Sie schaute demonstrativ auf die Uhr. „Oh, es ist schon spät geworden. Lass uns ein anderes Mal in Ruhe darüber sprechen.“

***

Am Abend saßen Melanie und Siggi im Separee des Silbernen Bein. Melanie liebte die rustikale Gastwirtschaft, vor allem nach der gelungenen Renovierung im vergangenen Jahr, die die Räume freundlicher gestaltet hatte, ohne den Charakter zu verändern. Susi hatte daran einen großen Anteil.

Siggi kam ihr heute weniger kränklich vor, seine Gesichtsfarbe war zwar blass, aber nicht mehr so aschfahl wie gestern. Er wirkte entschlossener, nicht so müde.

Melanie schaute ihn direkt an. „Hör mal, wenn du Hilfe brauchst, sag Bescheid. Ich kann vorübergehend kürzertreten und dich unterstützen, bis du wieder auf dem Damm bist.“

Er belohnte sie mit einem warmen Blick. „Danke, das weiß ich doch. Mach du aber mal dein Ding. Emily hilft jetzt erst einmal bis Anfang Oktober aus. Noah hat ebenfalls seine Hilfe angeboten.“

Die Tochter von Philipp und ihr Freund Noah hatten in diesem Jahr das Abitur bestanden.

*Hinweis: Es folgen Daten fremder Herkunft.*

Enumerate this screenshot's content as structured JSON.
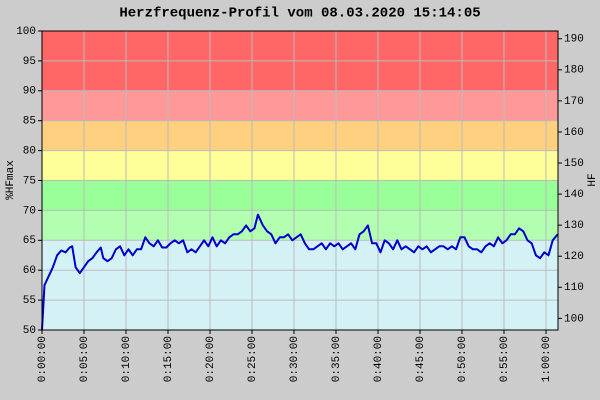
{
  "chart_data": {
    "type": "line",
    "title": "Herzfrequenz-Profil vom 08.03.2020 15:14:05",
    "y_label": "%HFmax",
    "y2_label": "HF",
    "color": "#0000cc",
    "grid": true,
    "xlim": [
      0,
      61.43
    ],
    "xticks": [
      {
        "value": 0,
        "label": "0:00:00"
      },
      {
        "value": 5,
        "label": "0:05:00"
      },
      {
        "value": 10,
        "label": "0:10:00"
      },
      {
        "value": 15,
        "label": "0:15:00"
      },
      {
        "value": 20,
        "label": "0:20:00"
      },
      {
        "value": 25,
        "label": "0:25:00"
      },
      {
        "value": 30,
        "label": "0:30:00"
      },
      {
        "value": 35,
        "label": "0:35:00"
      },
      {
        "value": 40,
        "label": "0:40:00"
      },
      {
        "value": 45,
        "label": "0:45:00"
      },
      {
        "value": 50,
        "label": "0:50:00"
      },
      {
        "value": 55,
        "label": "0:55:00"
      },
      {
        "value": 60,
        "label": "1:00:00"
      }
    ],
    "ylim": [
      50,
      100
    ],
    "yticks": [
      50,
      55,
      60,
      65,
      70,
      75,
      80,
      85,
      90,
      95,
      100
    ],
    "y2lim": [
      96.25,
      192.5
    ],
    "y2ticks": [
      100,
      110,
      120,
      130,
      140,
      150,
      160,
      170,
      180,
      190
    ],
    "zones": [
      {
        "from": 50,
        "to": 65,
        "color": "#d4f2f6"
      },
      {
        "from": 65,
        "to": 70,
        "color": "#b2ffb2"
      },
      {
        "from": 70,
        "to": 75,
        "color": "#99ff99"
      },
      {
        "from": 75,
        "to": 80,
        "color": "#ffff99"
      },
      {
        "from": 80,
        "to": 85,
        "color": "#ffd080"
      },
      {
        "from": 85,
        "to": 90,
        "color": "#ff9999"
      },
      {
        "from": 90,
        "to": 100,
        "color": "#ff6666"
      }
    ],
    "x": [
      0,
      0.3,
      0.8,
      1.3,
      1.8,
      2.3,
      2.8,
      3.3,
      3.6,
      4.0,
      4.5,
      5.0,
      5.5,
      6.0,
      6.5,
      7.0,
      7.3,
      7.8,
      8.3,
      8.8,
      9.3,
      9.8,
      10.3,
      10.8,
      11.3,
      11.8,
      12.3,
      12.8,
      13.3,
      13.8,
      14.3,
      14.8,
      15.3,
      15.8,
      16.3,
      16.8,
      17.3,
      17.8,
      18.3,
      18.8,
      19.3,
      19.8,
      20.3,
      20.8,
      21.3,
      21.8,
      22.3,
      22.8,
      23.3,
      23.8,
      24.3,
      24.8,
      25.3,
      25.7,
      26.3,
      26.8,
      27.3,
      27.8,
      28.3,
      28.8,
      29.3,
      29.8,
      30.3,
      30.8,
      31.3,
      31.8,
      32.3,
      32.8,
      33.3,
      33.8,
      34.3,
      34.8,
      35.3,
      35.8,
      36.3,
      36.8,
      37.3,
      37.8,
      38.3,
      38.8,
      39.3,
      39.8,
      40.3,
      40.8,
      41.3,
      41.8,
      42.3,
      42.8,
      43.3,
      43.8,
      44.3,
      44.8,
      45.3,
      45.8,
      46.3,
      46.8,
      47.3,
      47.8,
      48.3,
      48.8,
      49.3,
      49.8,
      50.3,
      50.8,
      51.3,
      51.8,
      52.3,
      52.8,
      53.3,
      53.8,
      54.3,
      54.8,
      55.3,
      55.8,
      56.3,
      56.8,
      57.3,
      57.8,
      58.3,
      58.8,
      59.3,
      59.8,
      60.3,
      60.8,
      61.4
    ],
    "values": [
      50,
      57.5,
      59,
      60.5,
      62.5,
      63.3,
      63,
      63.8,
      64,
      60.5,
      59.5,
      60.5,
      61.5,
      62,
      63,
      63.8,
      62,
      61.5,
      62,
      63.5,
      64,
      62.5,
      63.5,
      62.5,
      63.5,
      63.5,
      65.5,
      64.5,
      64,
      65,
      63.8,
      63.8,
      64.5,
      65,
      64.5,
      65,
      63,
      63.5,
      63,
      64,
      65,
      64,
      65.5,
      64,
      65,
      64.5,
      65.5,
      66,
      66,
      66.5,
      67.5,
      66.5,
      67,
      69.3,
      67.5,
      66.5,
      66,
      64.5,
      65.5,
      65.5,
      66,
      65,
      65.5,
      66,
      64.5,
      63.5,
      63.5,
      64,
      64.5,
      63.5,
      64.5,
      64,
      64.5,
      63.5,
      64,
      64.5,
      63.5,
      66,
      66.5,
      67.5,
      64.5,
      64.5,
      63,
      65,
      64.5,
      63.5,
      65,
      63.5,
      64,
      63.5,
      63,
      64,
      63.5,
      64,
      63,
      63.5,
      64,
      64,
      63.5,
      64,
      63.5,
      65.5,
      65.5,
      64,
      63.5,
      63.5,
      63,
      64,
      64.5,
      64,
      65.5,
      64.5,
      65,
      66,
      66,
      67,
      66.5,
      65,
      64.5,
      62.5,
      62,
      63,
      62.5,
      65,
      66
    ]
  }
}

Emily war ein großer Fan von Melanie und hatte gerade, sehr zu Philipps Missfallen, die Zusage für eine Ausbildung im gehobenen Dienst bei der Polizei bekommen. Melanie war darüber genauso wenig begeistert, wusste allerdings, dass Emily von dem Vorhaben keinen Millimeter abrücken würde, abgesehen davon war sie nach Melanies Meinung total geeignet. Schließlich hatte sie bereits bei Ermittlungen geholfen und bei einem Fall vor ein paar Monaten Noah näher kennengelernt, dem sie mit ihrem Eingreifen zumindest körperlichen Schaden, vielleicht sogar Schlimmeres erspart hatte.

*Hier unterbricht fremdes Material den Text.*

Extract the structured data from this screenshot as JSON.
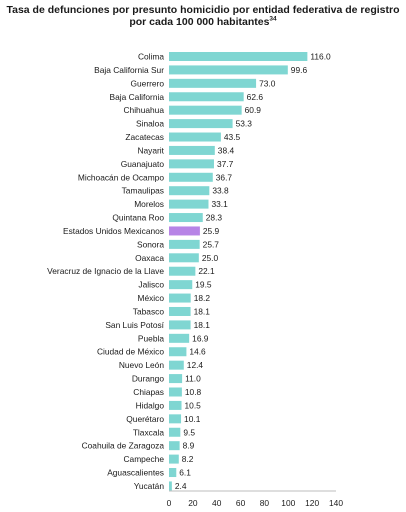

Noah war der Sohn eines anerkannten Transplantationsarztes, der in dubiose illegale Machenschaften verstrickt und dabei ums Leben gekommen war. Der junge Mann wollte trotz des Schocks, den er erlitten hatte, weil seine psychisch kranke Mutter ihn beinahe zum Opfer einer unrechtmäßigen Nierentransplantation gemacht hätte, Chirurg werden. Er plante, im kommenden Frühjahr einen Studienplatz in Heidelberg anzutreten, und wollte im Herbst ein Praktikum in einer amerikanischen Klinik absolvieren.

Melanie nickte. „Das ist prima, aber du weißt, wo du mich findest.“

„Klar doch. Jetzt erzähl aber erst einmal von deinem neuen Fall.“

Sie fasste den Auftrag und die bisherigen Ermittlungsergebnisse zusammen.

Siggi zwinkerte. „Klingt nach leicht verdientem Geld. Glaubst du, dass dieser Bestatter die Witwe tatsächlich ausnimmt?“

Melanie zuckte mit den Schultern. „Das werden wir sehen. Ich muss mich mit dem Typen erst einmal näher befassen. Verdächtig finde ich ihn auf alle Fälle. Warum gibt er sich mit einer deutlich älteren, vor allem betuchten Witwe ab? Außerdem ist er verheiratet.